Buio AKA Darkness (Final Girls Berlin) review – well-made but flawed thriller A Tale of Three Sisters

February 5, 2021
Alix Turner 0
Film Reviews


Feminist cautionary tale in the guise of an apocalyptic drama. Well made, but flawed in its writing.



Feminist cautionary tale in the guise of an apocalyptic drama. Well made, but flawed in its writing.

This review of Buio, aka Darkness, is spoiler-free.

Stella, Luce, and Aria live in a house with no natural light, and under the protective care of their father. He goes out looking for food, while Stella (the oldest) schools the others and maintains the home. The girls go nowhere: their father tells them that since the apocalypse, the sun is too strong for women, and the world is too dangerous. This is the darkness they live with, and they are desperate for a change.

So that’s the opening scenario of Buio, and it’s a very well presented one (apart from a bit of clunky exposition near the start). We can see they live simple lives, with basic clothes and joy gleaned from old exercise videos and dressing up. We can see too that their father comes home wearing a gas mask and hear him tell of killing three men to bring the family food. Their relationship is odd, strained for sure: he does all the tough work and they stay safe indoors (though apparently, there is no other way); and more difficult for them, he wants them to give up thinking about their brighter past.

Stella (Denise Tantucci) looks after adolescent Luce (Gaia Bocci) and the little Aria (Olimpia Tosatto), trying to make sure they have an easier time growing up than she did, and helping them to stay strong and positive in the circumstances. These roles aren’t demanding ones, but the young cast plays them well enough. Their father (Valerio Binasco) is a little on the volatile side, with unpredictable phases; strict, loving, religious, over-familiar, and finally absent. Their mother (Elettra Mallaby) is only seen in flashbacks, gone from the family since before the story starts. Those flashbacks (for the most part) are dreamlike and beautiful, and here lies a simple contrast: Father dark, Mother light.

Buio AKA Darkness (FGBFF) review – well-made but flawed thriller

Buio’s premise in general is fairly familiar, and there were a couple of (equally familiar) directions the story could go. Even though I did anticipate where it was heading (and I’ll do my best not to give it away), it still felt shocking when the plot took that turn.
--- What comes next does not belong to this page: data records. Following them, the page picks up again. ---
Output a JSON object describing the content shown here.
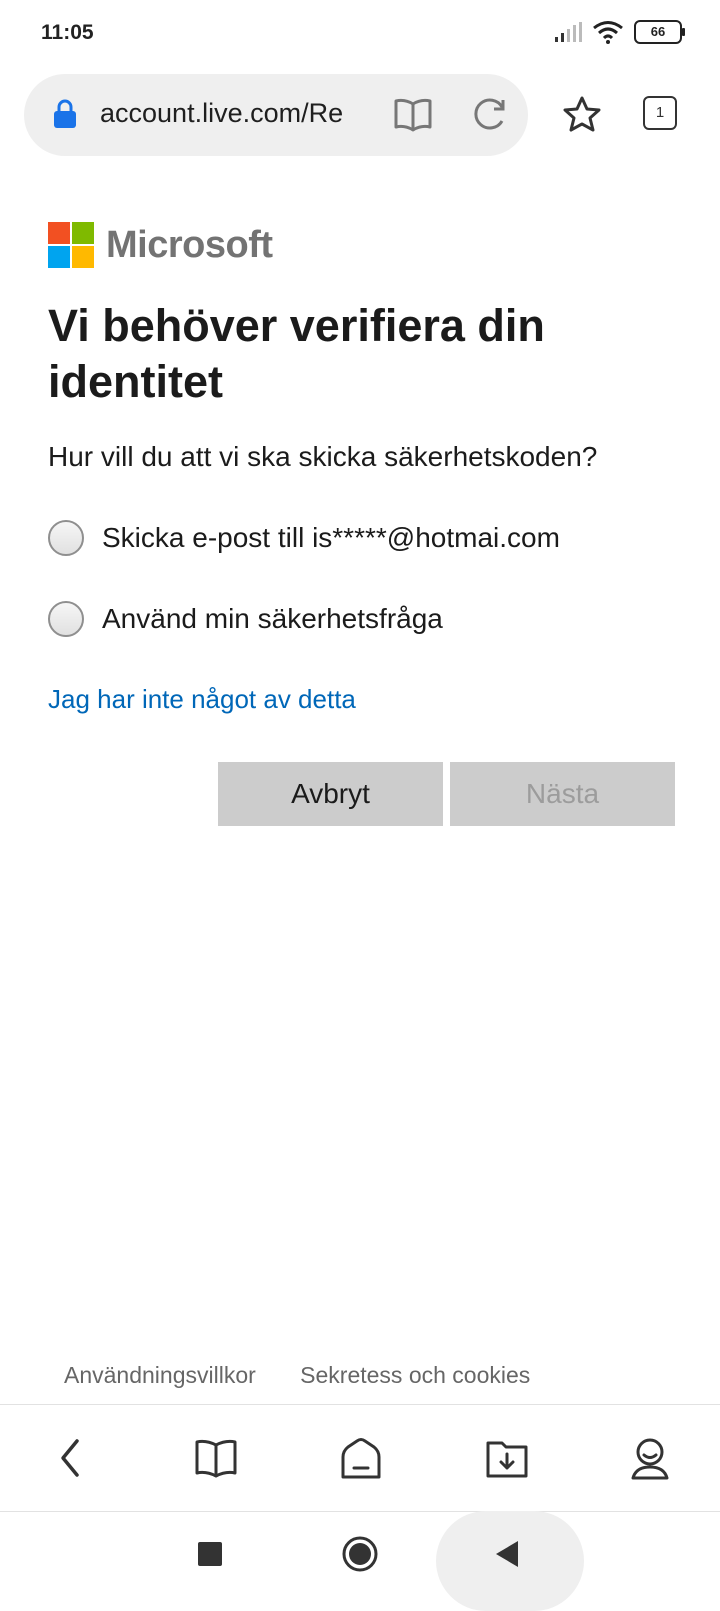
{
  "status_bar": {
    "time": "11:05",
    "battery": "66"
  },
  "browser": {
    "url": "account.live.com/Re",
    "tab_count": "1"
  },
  "page": {
    "logo_text": "Microsoft",
    "title": "Vi behöver verifiera din identitet",
    "subtitle": "Hur vill du att vi ska skicka säkerhetskoden?",
    "options": [
      {
        "label": "Skicka e-post till is*****@hotmai.com",
        "selected": false
      },
      {
        "label": "Använd min säkerhetsfråga",
        "selected": false
      }
    ],
    "link": "Jag har inte något av detta",
    "cancel_label": "Avbryt",
    "next_label": "Nästa",
    "footer": {
      "terms": "Användningsvillkor",
      "privacy": "Sekretess och cookies"
    }
  },
  "colors": {
    "link": "#0067b8",
    "button_bg": "#cccccc",
    "logo_red": "#f25022",
    "logo_green": "#7fba00",
    "logo_blue": "#00a4ef",
    "logo_yellow": "#ffb900"
  },
  "icons": {
    "browser_toolbar": [
      "lock-icon",
      "reader-mode-icon",
      "reload-icon",
      "bookmark-star-icon",
      "tabs-icon"
    ],
    "browser_nav": [
      "back-icon",
      "book-icon",
      "home-icon",
      "downloads-icon",
      "profile-icon"
    ],
    "system_nav": [
      "recents-icon",
      "home-circle-icon",
      "system-back-icon"
    ]
  }
}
It was largely after that point that some of the film’s flaws became apparent though. Directed by Emanuela Rossi, and written by Rossi with Claudio Corbucci, the last half feels like it was written in a hurry, without anyone checking for sense or continuity errors. This is a dreadful shame considering the care applied to the first half, which showed real promise, especially in the direction.

It also becomes increasingly apparent that Buio was written from a feminist perspective. This in itself isn’t a problem, of course (I hope such films continue as long as the world needs them). Such stories need to be written and presented intelligently, so as to avoid “man-hater” criticisms and so on. Buio is at heart a simple cautionary tale that demands girls to resist oppressive situations; not an unreasonable message, sure, but this film is way too blunt a tool to demonstrate that point.

Buio (also known as Darkness) has its German premiere at Final Girls Berlin Film Festival.